Per Michael Atkins:

On March 19, Utah Governor Jon Huntsman, Jr. signed a bill into law that bans some forms of key word advertising. The Trademark Protection Act, SB 236, establishes a new type of mark called an Electronic Registration Mark. Once a mark is electronically registered, the statute prohibits use of the Electronic Registration Mark to trigger advertising for a business, goods, or services of the same class as those represented by the Electronic Registration Mark.

Wow. I will admit this: For years I have been arguing that this field is so far out from what Congressman Lanham could ever have had in mind when he introduced our modern trademark law shortly after World War II that legislators, not courts, should decide how the Act should apply to keyword advertising. So I don’t have a huge problem with the concept.

My problems, however, are these:

  • As applied to fair use, which some keyword advertising utilizing someone else’s trademark, this law may be unconstitutional.
  • This should be the subject of national, not local, policy — a decision for Congress, not state legislatures.
  • The actual legislative outcome here is bad for commerce. I believe keyword advertising is often a useful method of comparative advertising. I do not believe at all in the “diversion” theory of trademark infringement, which is mere sophistry.

Hm. Utah, of all places, too. Who knew?

UPDATE:  Since this post first went up in 2007, Eric Goldman addressed the issue here (2009) and then, in the context of the 1-800 Contacts, Inc. v., Inc. case out of the District of Utah, wrote this:

[1-800 Contacts] flip-flopped on the Utah legislature’s efforts to ban keyword advertising, helping to kibosh the first law and then trying to sneak in a second law that favored their interests–aided by the fact that their in-house lobbyist is also a legislator and voted in favor of the bill her employer advocated. Yet, on its site, 1-800 Contacts claims “1-800 CONTACTS engages on public policy issues related to ocular health and the right of contact lens wearers to choose where they fill their prescriptions. We have not and will not get involved in public policy outside of the scope of this interest.” Sorry, I’m going to have to call BS on that.
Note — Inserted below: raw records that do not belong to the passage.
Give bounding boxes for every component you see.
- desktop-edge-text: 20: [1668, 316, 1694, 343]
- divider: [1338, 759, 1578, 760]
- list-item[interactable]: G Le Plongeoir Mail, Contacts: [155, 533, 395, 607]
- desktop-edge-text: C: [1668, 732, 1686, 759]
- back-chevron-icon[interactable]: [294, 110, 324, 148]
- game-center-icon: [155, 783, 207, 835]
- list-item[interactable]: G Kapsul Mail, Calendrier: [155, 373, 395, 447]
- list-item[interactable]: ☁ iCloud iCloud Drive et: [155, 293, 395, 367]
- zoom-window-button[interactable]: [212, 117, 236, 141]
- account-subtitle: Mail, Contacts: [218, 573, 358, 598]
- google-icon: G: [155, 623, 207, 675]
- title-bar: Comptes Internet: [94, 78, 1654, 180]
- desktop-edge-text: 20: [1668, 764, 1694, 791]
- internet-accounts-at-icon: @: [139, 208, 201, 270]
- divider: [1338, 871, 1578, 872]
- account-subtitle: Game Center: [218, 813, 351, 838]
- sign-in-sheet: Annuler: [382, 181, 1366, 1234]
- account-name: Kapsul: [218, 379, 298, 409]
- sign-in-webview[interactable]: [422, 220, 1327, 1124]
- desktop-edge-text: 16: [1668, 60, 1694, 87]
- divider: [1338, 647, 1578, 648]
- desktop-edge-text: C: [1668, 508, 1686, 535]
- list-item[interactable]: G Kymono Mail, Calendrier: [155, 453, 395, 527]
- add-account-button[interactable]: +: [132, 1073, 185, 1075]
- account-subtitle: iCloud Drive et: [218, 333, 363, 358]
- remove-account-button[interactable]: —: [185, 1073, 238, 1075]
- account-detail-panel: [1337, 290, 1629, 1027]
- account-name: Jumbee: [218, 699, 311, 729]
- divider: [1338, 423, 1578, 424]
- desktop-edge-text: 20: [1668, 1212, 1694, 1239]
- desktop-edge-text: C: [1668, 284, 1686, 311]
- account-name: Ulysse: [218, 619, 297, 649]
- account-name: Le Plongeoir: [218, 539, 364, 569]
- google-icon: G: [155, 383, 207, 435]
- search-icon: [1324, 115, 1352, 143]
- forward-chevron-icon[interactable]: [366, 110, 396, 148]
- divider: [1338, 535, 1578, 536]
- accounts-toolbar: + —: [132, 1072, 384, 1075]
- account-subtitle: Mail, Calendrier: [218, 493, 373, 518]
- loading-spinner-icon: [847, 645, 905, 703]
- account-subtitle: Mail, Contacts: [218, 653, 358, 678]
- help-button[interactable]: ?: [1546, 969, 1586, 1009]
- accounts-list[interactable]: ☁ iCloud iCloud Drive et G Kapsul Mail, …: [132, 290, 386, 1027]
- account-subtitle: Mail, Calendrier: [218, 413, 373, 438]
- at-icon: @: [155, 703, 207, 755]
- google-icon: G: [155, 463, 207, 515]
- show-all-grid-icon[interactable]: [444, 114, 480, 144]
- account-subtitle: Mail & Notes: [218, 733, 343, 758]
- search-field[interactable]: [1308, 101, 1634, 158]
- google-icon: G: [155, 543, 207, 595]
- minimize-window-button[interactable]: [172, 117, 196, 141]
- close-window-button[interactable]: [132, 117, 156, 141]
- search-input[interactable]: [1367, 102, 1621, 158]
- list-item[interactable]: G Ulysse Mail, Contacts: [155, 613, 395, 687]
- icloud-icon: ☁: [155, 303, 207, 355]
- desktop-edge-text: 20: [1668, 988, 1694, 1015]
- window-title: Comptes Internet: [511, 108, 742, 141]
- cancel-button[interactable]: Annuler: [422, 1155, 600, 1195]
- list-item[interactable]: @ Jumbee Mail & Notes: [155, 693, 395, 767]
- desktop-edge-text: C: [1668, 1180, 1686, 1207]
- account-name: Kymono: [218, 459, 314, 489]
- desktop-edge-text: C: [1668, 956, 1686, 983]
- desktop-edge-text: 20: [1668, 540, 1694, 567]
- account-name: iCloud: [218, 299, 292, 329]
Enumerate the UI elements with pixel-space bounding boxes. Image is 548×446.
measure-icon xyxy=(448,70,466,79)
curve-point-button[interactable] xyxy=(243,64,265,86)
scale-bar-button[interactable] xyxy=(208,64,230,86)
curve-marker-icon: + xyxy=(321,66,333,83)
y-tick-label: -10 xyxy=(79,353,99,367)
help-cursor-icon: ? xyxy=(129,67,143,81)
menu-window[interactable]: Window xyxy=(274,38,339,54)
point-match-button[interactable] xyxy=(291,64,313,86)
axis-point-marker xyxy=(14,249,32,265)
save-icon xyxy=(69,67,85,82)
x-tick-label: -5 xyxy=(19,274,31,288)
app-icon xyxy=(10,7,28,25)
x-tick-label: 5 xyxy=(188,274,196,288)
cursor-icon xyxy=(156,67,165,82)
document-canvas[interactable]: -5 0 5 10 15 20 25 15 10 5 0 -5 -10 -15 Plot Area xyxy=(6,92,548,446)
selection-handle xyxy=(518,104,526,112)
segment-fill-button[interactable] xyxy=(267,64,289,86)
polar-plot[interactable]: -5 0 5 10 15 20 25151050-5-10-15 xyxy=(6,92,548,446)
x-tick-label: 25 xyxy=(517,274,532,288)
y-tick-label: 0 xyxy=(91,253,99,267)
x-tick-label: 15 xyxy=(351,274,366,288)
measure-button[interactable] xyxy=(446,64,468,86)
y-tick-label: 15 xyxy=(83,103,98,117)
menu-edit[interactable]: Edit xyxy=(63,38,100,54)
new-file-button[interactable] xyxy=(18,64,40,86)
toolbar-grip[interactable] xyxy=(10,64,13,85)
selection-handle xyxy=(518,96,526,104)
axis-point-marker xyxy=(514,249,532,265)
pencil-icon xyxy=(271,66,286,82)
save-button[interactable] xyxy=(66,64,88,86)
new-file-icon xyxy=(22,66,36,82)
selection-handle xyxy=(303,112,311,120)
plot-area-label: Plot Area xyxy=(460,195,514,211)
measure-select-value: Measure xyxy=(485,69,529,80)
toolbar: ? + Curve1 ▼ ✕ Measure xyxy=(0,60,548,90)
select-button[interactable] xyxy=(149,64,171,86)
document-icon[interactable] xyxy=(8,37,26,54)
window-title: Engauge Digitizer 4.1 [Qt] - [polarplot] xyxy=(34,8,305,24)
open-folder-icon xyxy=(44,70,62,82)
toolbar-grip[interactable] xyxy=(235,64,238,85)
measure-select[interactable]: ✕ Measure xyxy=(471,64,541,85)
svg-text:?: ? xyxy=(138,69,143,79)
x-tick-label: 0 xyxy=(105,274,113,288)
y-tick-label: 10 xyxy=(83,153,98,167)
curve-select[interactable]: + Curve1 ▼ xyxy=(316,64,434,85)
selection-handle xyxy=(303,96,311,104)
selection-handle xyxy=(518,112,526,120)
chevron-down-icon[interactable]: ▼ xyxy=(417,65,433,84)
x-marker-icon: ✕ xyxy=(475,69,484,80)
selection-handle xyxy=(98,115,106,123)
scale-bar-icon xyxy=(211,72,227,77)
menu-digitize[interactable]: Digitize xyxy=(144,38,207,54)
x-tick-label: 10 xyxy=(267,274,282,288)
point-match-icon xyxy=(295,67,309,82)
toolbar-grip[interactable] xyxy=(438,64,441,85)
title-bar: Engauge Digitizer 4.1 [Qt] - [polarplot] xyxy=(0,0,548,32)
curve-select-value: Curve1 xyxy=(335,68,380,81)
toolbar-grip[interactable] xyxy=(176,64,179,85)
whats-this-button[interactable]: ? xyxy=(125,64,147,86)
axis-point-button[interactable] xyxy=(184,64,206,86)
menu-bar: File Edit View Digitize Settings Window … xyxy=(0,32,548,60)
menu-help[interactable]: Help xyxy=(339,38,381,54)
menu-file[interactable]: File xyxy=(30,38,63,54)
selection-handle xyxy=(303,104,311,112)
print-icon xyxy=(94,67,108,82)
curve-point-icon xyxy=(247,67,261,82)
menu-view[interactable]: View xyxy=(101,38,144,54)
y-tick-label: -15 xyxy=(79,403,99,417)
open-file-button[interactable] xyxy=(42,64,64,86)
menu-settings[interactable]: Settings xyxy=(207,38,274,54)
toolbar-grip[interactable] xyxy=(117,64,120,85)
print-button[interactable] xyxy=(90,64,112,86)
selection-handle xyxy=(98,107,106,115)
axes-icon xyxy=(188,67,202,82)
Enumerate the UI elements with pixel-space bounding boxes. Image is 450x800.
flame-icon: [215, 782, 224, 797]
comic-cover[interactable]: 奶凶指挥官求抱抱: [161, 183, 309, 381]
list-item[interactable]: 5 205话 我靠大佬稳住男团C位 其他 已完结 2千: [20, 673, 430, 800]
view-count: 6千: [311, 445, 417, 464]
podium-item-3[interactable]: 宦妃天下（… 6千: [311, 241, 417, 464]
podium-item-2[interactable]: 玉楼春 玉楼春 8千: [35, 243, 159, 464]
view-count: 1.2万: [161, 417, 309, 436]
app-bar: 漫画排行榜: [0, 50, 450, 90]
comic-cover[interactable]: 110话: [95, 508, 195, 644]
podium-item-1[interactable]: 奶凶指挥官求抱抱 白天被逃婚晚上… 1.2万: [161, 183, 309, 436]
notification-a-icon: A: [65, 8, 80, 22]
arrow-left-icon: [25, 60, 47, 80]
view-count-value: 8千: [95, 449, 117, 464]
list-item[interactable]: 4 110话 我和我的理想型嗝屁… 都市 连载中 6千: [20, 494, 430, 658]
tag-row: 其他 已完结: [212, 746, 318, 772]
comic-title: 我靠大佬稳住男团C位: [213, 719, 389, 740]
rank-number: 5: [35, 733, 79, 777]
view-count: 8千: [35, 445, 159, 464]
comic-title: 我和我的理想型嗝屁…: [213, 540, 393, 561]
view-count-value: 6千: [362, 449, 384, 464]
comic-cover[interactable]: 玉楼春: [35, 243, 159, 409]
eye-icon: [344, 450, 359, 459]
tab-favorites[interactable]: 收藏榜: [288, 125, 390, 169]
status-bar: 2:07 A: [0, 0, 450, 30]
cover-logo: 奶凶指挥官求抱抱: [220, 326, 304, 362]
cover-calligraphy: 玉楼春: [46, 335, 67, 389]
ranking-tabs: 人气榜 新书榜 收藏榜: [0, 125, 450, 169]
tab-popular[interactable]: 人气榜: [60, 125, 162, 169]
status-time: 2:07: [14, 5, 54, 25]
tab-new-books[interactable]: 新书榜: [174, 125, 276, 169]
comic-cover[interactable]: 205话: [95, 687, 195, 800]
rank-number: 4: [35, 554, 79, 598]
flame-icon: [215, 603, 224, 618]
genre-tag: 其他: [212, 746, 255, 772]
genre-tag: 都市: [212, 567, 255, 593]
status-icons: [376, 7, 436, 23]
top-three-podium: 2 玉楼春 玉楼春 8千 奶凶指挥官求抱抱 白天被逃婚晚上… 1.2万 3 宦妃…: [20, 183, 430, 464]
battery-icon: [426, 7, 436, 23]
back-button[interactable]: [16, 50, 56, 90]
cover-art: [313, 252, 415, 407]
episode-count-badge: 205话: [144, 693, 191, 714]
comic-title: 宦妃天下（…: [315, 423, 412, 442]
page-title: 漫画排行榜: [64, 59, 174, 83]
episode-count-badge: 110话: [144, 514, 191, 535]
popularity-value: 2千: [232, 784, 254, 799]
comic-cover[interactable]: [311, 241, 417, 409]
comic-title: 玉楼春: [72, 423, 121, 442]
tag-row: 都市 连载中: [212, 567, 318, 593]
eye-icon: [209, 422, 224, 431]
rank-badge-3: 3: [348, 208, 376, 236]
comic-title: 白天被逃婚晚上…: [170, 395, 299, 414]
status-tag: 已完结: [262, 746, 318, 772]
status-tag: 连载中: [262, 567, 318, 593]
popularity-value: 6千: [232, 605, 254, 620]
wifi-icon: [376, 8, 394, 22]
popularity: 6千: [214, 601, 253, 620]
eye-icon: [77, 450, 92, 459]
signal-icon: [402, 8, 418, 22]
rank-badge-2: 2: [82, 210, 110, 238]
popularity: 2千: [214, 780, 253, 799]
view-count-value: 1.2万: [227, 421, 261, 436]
And so he does.  The law, evidently, is still out there in the desert — as I am, from time to time, myself.  And you know how I love the desert.

By Ron Coleman

I write this blog.

3 thoughts on “Trademark lobby picks one up in Utah”
  1. This law will ruin the Internet for Utah businesses and consumers. Here are my two scenarios that illustrate the absurdity of this law:

    When I go to a hotel concierge and ask, “Where’s the closest P.F. Chang’s?” He’ll probably say, “Well, it’s right on A street (Search Results), but there is a far-better little Chinese restaurant I like over on B street (Sponsored Result).”

    Is Utah going to legislate all of its concierge desks into illegality, as well?

    Google is nothing more than an online concierge that we visit when we are wanting to find something. They gladly do the service of pointing us in the right direction, but they also offer some additional advice on the side, literally. True, they get their kick-backs on the side, but hey, you, the consumer, make the final decision of whether to accept their advice. Only difference, Google (and search engines) are kind enough to clearly label their “side advice” as “sponsored results.”

    The government has no right telling Google or your supermarket what to display on store shelves. When a consumer walks into Google and asks to be pointed to a certain brand of cough syrup, Google has every right to stock the neighboring shelves with competitors’ products. In the end, the consumer picks-up/clicks on the product of its own choosing!!!

    Utah lawmakers passed a bad law, on the bad advice of bad men looking to score a bad-ass contract!